L'esthétique du film reste toujours au plus près de ce qu'elle montre, crue, les couloirs du monastère et ceux du château des Cenci font peur et à sa manière Fulci est un styliste de l'art brut, dépouillant à l'extrême ses décors pour mieux capter la désolation des personnages, tout en montrant du doigt, de façon accusatrice, une société dans laquelle l'Église se substitue à l'État, faisant en même temps résonner les cloches cléricales d'une époque où Fulci a du mal à se retrouver.
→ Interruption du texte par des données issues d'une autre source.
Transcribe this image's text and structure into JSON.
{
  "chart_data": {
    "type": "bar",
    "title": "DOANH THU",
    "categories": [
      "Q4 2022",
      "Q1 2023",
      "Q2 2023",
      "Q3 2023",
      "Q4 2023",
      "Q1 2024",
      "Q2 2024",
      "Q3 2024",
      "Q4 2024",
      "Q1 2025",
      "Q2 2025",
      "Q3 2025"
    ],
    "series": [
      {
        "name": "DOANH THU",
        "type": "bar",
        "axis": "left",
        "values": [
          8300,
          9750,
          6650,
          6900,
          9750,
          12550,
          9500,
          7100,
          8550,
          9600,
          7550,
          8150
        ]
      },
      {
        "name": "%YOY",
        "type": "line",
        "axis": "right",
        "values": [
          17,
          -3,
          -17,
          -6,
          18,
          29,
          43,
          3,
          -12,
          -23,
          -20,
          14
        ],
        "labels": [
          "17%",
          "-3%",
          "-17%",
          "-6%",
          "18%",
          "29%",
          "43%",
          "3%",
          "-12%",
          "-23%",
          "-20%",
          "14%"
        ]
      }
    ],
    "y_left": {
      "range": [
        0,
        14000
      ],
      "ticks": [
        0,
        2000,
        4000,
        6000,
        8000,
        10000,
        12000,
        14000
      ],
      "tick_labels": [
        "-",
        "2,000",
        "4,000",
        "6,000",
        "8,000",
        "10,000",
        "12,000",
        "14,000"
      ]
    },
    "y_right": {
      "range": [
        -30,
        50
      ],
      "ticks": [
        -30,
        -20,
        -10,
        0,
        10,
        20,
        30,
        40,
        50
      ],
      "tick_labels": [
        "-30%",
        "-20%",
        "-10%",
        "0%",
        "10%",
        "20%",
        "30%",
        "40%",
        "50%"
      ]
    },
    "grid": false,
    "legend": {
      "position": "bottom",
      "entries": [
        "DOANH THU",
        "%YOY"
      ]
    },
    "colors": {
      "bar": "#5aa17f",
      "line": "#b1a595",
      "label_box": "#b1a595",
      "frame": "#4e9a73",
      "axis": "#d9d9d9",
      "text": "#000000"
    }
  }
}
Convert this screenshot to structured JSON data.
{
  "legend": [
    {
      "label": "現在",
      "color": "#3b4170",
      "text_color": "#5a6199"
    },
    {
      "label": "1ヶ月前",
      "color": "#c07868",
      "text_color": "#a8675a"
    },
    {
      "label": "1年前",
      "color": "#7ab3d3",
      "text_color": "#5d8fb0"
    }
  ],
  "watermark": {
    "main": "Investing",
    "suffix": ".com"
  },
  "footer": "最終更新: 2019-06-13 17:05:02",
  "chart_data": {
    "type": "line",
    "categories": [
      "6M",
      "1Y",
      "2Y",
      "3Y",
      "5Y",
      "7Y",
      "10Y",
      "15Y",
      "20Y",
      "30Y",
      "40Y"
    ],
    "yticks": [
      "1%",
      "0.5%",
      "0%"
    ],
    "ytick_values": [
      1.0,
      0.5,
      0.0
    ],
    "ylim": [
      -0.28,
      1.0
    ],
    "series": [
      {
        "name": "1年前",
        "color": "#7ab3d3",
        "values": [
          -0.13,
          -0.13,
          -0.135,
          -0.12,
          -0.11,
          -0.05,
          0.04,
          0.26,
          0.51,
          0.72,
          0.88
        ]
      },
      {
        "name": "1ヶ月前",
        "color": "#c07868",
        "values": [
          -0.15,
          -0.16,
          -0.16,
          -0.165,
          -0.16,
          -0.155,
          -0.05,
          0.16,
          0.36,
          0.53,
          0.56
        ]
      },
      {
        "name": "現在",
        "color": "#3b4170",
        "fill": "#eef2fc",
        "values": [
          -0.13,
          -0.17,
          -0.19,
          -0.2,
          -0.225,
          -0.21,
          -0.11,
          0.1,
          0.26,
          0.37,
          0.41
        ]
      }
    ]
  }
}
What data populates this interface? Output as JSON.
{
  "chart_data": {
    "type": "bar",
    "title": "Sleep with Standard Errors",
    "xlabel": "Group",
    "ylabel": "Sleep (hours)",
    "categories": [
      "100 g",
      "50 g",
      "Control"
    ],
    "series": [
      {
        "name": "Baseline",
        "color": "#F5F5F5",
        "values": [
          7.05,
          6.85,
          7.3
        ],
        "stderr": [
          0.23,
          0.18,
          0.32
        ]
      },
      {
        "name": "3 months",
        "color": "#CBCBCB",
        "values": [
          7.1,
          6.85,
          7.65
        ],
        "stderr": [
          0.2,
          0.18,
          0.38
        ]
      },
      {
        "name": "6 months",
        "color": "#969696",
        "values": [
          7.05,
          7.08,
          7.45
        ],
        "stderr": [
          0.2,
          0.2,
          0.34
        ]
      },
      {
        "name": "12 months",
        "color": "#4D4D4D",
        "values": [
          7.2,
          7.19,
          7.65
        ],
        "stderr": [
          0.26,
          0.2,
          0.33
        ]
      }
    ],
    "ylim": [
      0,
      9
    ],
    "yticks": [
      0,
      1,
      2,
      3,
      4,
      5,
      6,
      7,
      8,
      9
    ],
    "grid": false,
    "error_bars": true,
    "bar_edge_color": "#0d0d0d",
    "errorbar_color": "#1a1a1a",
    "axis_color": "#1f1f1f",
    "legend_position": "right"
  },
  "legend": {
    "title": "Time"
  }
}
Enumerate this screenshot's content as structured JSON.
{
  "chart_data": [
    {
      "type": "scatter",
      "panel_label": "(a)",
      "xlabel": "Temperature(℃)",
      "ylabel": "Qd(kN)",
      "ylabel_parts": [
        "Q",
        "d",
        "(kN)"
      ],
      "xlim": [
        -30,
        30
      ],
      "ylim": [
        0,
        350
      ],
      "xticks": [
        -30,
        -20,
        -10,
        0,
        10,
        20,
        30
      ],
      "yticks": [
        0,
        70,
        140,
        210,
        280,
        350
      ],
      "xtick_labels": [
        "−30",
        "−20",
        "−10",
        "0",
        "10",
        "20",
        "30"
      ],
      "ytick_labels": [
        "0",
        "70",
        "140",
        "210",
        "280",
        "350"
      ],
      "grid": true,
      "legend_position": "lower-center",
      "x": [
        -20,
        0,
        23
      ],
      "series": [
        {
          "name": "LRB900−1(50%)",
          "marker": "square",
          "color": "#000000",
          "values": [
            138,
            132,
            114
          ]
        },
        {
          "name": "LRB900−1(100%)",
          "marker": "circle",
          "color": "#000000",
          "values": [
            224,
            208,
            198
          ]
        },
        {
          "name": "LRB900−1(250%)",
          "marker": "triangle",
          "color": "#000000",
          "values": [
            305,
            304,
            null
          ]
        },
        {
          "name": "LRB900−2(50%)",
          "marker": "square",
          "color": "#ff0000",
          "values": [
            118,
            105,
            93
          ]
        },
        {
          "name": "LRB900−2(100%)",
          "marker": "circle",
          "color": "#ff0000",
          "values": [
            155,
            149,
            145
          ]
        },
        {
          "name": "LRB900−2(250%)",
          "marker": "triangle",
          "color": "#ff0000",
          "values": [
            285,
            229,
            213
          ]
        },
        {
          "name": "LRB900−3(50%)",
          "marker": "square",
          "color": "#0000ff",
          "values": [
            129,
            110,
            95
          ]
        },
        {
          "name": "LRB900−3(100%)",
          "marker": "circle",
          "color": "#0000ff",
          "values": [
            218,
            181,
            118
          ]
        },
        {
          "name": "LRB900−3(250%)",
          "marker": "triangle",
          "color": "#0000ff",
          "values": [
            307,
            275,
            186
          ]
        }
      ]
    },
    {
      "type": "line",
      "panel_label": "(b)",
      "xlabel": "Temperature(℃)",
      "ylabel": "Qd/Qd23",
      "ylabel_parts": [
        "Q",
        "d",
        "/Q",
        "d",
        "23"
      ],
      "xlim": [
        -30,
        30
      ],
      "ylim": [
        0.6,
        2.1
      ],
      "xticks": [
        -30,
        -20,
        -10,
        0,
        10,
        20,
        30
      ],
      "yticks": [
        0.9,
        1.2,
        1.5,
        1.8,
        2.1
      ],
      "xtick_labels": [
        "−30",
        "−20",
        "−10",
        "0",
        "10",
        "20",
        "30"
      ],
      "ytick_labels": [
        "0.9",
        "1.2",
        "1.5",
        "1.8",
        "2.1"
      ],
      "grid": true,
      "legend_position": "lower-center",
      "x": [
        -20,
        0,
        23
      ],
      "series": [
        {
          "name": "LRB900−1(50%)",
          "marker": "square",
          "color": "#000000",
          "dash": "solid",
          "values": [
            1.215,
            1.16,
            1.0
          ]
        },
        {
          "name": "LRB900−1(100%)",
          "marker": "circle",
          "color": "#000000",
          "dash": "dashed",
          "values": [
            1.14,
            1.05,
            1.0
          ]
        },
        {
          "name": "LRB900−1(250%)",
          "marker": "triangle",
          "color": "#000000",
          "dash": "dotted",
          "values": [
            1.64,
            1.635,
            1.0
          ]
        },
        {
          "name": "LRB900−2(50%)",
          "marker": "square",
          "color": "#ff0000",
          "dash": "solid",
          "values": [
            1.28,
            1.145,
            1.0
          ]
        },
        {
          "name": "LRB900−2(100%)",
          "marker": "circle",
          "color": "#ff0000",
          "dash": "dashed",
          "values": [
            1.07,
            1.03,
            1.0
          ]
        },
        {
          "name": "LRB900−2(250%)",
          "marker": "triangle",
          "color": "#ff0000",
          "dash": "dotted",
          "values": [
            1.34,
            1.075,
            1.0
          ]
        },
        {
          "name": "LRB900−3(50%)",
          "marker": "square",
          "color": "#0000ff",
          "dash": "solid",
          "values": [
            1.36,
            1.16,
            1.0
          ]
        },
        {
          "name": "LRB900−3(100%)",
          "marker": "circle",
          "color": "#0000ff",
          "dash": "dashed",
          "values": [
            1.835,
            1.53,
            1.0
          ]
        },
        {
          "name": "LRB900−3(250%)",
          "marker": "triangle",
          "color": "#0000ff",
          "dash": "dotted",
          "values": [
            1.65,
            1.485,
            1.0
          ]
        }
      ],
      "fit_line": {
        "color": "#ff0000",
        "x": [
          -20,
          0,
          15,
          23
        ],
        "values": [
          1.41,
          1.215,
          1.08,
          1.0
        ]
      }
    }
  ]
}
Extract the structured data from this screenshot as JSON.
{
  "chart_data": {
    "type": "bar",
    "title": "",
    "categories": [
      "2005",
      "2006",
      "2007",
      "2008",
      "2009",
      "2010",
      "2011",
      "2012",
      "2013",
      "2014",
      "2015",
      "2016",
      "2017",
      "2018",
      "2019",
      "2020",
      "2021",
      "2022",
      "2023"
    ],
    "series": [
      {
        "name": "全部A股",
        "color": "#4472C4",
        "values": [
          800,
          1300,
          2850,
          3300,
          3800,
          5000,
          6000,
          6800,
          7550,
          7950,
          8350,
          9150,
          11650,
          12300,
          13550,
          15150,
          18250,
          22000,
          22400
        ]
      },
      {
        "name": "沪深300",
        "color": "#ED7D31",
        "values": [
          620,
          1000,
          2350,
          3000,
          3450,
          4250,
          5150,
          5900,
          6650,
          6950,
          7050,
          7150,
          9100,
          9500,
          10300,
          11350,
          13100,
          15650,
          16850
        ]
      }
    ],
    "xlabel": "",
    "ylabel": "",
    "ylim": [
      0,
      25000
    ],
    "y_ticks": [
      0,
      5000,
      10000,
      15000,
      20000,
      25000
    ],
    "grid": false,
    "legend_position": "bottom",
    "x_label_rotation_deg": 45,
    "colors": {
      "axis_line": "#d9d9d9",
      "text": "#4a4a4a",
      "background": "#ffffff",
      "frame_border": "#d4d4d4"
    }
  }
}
Et si 1968 était encore le moyen-âge, il s'interroge ici ; et si Béatrice Cenci était l'icône idéale au sein des temps, de la femme spoliée de ses droits les plus légitimes à l'instar d'une époque moderne, mais pourtant à deux vitesses...

Lucio Fulci, vous l'aurez compris, livre ici un chant d'amour à la femme et milite pour son émancipation, fait, à sa manière, oeuvre féministe forte (tout en mettant en garde, Beatrice sait aussi manipuler autrui) sur fond de société patriarcale et machiste qui lui semble dépassée, rimant avec les restes d'un fascisme mal digéré, et livre son propos (mal lui en prend !), brut de décoffrage, faisant pénétrer le spectateur dans un monde de tortures en chaîne, lacérant les être humains, les meurtrissant dans leur chair et dans leur sang, les amenant lentement mais sûrement vers une mort injuste, dégueulasse, au profit d'une pensée unique et d'un intérêt unilatéral. Il faut dire combien ici, le film regorge de scènes douloureuses ; le parricide commun est montré comme une fomentation juste, légitime, nécessaire, quitte à faire don de soi. Dès lors le climat d'insécurité n'en sera que plus grand, les Cenci n'étant jusqu'alors protégés que par leur Tyran de père, lui-même protégé par ses biens, mais dès lors que celui-ci meurt, il n'y a plus rien qui sauve et le sacrifice sera immense.

 

 

Il ne faudra pas confondre une nouvelle fois la fascination pour la mort et la manière de périr, qui jalonne ces Liens d'amour et de sang, ainsi que toute l'oeuvre de Fulci à venir, avec ce qu'on nomme parfois trop rapidement "complaisance". Il s'agit d'un homme hanté et terrorisé par sa propre mort et ce sera au final "LE" thème Fulcien. De plus, de part l'accueil que reçut le film, alors que son auteur s'attendait à se voir quelque peu défendu, on ne peut que mieux comprendre l'esprit de provocation qui animera ensuite celui-ci, dans sa dissection de la mort ; celui ne cherchera finalement qu'à affirmer ce qu'il disait déjà là dans l'incompréhension quasi-générale, et n'oublions pas au passage, que Fulci avec ses études de médecine est un être avant tout rationnel qui se méfie du mysticisme et de ses dérives.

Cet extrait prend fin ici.